I want to print blå
using UTF-8 but I do not know how to do it. UTF-8 for b
is 62, l
is 6c and å
is c3 a5. I am not sure what to make with the å
character. Here is my code:
#include <stdio.h>
int main(void) {
char myChar1 = 0x62; //b
char myChar2 = 0x6C; //l
char myChar3 = ?? //å
printf("%c", myChar1);
printf("%c", myChar2);
printf("%c", myChar3);
return 0;
}
I also tried this:
#include <stdio.h>
#define SIZE 100
int main(void) {
char myWord[SIZE] = "\x62\x6c\xc3\xa5\x00";
printf("%s", myWord);
return 0;
}
However, the output was:
blå
Finally, I tried this:
#include <stdio.h>
#include <locale.h>
#define SIZE 100
int main(void) {
setlocale(LC_ALL, ".UTF8");
char myWord[SIZE] = "\x62\x6c\xc3\xa5\x00";
printf("%s", myWord);
return 0;
}
Same output as before.
I am not sure I understand unicode fully. If I understand it correctly, UTF-16 and UTF-32 use wide characters, where each character requires the same number of bytes (2 or 4 for UTF-16).
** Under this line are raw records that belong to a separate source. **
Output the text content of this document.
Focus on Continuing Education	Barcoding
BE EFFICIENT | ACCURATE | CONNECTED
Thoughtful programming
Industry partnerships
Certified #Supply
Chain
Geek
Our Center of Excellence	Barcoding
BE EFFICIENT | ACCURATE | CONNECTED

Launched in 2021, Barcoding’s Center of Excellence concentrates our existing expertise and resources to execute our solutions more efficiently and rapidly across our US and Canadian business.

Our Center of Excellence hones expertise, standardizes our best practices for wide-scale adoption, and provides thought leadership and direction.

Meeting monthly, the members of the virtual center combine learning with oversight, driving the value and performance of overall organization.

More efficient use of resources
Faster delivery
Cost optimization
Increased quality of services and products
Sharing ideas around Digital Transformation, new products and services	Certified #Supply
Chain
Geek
On the other hand, UTF-8 uses wide characters where the size may vary (1-4 bytes). I know the first 128 characters require 1 byte, and almost all of latin-1 can be described with 2 bytes etc. Since UTF-8 does not require wide characters, I do not need to use wchar functions in my code. Therefore, I do not see why my second and/or third code will not work. My only solution would be to include setmode
to change the encodings of stdin
and stdout
, although I am not sure I that would work and I am not sure how to implement it.
Summary:
Why doesn't my code work?
I am on windows and VScode and have MINGW32 as compiler.